We are cognizant that “[c]ourts treat PCR differently than traditional civil cases.” Wade, 348 S.C. at 263, 559 S.E.2d at 847. However, given the plain language of the Act and the South Carolina Rules of Civil Procedure, we conclude the PCR court has authority to issue Rule 11 sanctions against a PCR applicant.
Accordingly, the circuit court’s decision is
CURETON and GOOLSBY, AJJ., concur.
 State v. Blair, 275 S.C. 529, 273 S.E.2d 536 (1981).
 Brady v. Maryland, 373 U.S. 83 (1963).
 Rule 11 provides: “The signature of an attorney or party [on a pleading, motion, or other paper] constitutes a certificate by him that he has read the pleading, motion or other paper; that to the best of his knowledge, information and belief there is good ground to support it; and that it is not interposed for delay. If a pleading, motion or other paper is signed in violation of this Rule, the court . . . may impose upon the person who signed it, a represented party, or both, an appropriate sanction, which may include an order to pay to the other party . . . the amount of the reasonable expenses incurred because of the filing of the pleading, motion or other paper, including a reasonable attorney’s fee.”
 S.C. Code Ann. § 17-27-10 et seq. (Supp. 2006).

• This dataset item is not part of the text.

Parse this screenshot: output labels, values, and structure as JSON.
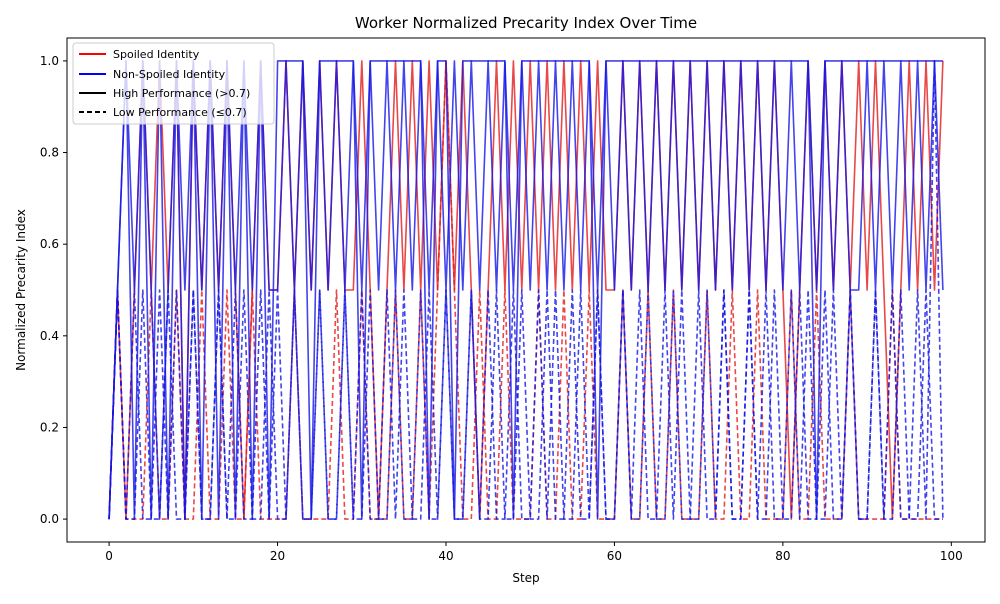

 Hiott does not argue the PCR judge abused his discretion by imposing sanctions. The sole issue on appeal is whether the PCR judge had authority to issue Rule 11 sanctions. Thus, we do not address whether the PCR judge abused his discretion in sanctioning Hiott. Jinks v. Richland County, 355 S.C. 341, 344, 585 S.E.2d 281, 283 (2003) (stating issues not argued in a party’s brief are deemed abandoned).